Montag, 2. Dezember 2019, 09:36

Jaaaaa, eigentlich wäre ein neues Urmodell fällig gewesen, aber ich habe so meine Erfahrungen (unlängst erneuert) mit überkomplexen Urmodellen in dieser Größe. Das Problem besteht darin, dass man sehr sorgfältig beim Eingießen des Harzes sein muss, um sicherzustellen, dass es in alle Ecken und Nischen läuft. Das ist im Prinzip noch kein unlösbares Problem, Einschnitte in die Formen an unproblematischen Stellen können dabei eine gute Hilfe sein. Aber leider hat man nur wenige Minuten Zeit, bis das Material abbindet! Modelle wie das des Hukers gehören zu den größten Teilen, die ich bislang abgegossen habe, und ich musste lernen, dass die Topfzeit des Materials sich mit der Menge dramatisch reduziert. So scheint es mir doch sinnvoller zu sein, eher schlichte Urmodelle zu bauen und sie später mit Anbauteilen zu komplettieren. Irgendwie spielt auch wie immer das Geld eine Rolle. Ein Huker-Rumpf kostet bei etwa 100 g Gewicht ca. fünf Euro. Das ist nicht sehr viel, aber auch erheblich mehr als nichts und birgt keinen Trost, wenn man beim Ausformen feststellen muss, dass ein Rumpf nicht zu gebrauchen ist.

Kommen wir zum Erfreulichen. Drei meiner vier Abgüsse waren brauchbar (gute Quote!). Hier sind sie.

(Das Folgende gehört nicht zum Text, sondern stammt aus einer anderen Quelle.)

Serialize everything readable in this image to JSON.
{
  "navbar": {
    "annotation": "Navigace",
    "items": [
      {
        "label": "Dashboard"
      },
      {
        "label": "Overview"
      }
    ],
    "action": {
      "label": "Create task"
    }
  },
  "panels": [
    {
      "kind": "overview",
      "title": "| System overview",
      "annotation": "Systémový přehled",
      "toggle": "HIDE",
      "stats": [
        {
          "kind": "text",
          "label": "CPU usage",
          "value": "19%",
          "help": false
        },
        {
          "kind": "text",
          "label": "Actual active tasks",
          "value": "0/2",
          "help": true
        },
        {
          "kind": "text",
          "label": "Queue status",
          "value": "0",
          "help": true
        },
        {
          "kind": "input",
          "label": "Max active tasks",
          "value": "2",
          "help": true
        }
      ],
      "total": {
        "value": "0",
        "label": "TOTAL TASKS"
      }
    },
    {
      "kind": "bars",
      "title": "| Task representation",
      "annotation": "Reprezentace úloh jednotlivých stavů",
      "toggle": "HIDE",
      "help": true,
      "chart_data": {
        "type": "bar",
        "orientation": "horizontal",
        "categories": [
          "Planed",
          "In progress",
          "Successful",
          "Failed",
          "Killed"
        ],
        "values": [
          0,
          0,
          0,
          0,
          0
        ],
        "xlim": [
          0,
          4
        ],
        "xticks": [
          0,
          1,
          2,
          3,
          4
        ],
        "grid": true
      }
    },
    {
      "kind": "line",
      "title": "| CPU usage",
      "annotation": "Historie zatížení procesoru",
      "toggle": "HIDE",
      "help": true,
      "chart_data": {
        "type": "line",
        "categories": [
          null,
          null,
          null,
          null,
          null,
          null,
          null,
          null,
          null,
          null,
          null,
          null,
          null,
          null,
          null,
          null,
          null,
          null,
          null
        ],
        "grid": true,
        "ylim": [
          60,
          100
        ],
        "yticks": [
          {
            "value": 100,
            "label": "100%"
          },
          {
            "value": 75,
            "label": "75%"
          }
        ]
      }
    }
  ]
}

Einer soll ganz schlicht als Arbeitspferd und Fischerboot gebaut werden, die anderen beiden etwas aufwendiger bemalt und geschmückt als kleine Handelsschiffe. Die Farbarbeiten sind fast abgeschlossen, jetzt geht es an die An- und Aufbauteile und damit an eine weitere Differenzierung.

Schmidt

Magic Sculp hab ich zuletzt über eBay gekauft in der 2 × 150 g Version.
Restaurierung eines Werftmodells aus dem Jahre 1912 jetzt als Webseite: http://kaiserfranzjoseph.de/
Über das Bemalen mit Humbrol- und Ölfarben: http://www.wettringer-modellbauforum.de/…9193#post739193

602

Montag, 2. Dezember 2019, 10:03

Moin,

ich bin gespannt wie es mit deiner kleinen Flotte weitergeht...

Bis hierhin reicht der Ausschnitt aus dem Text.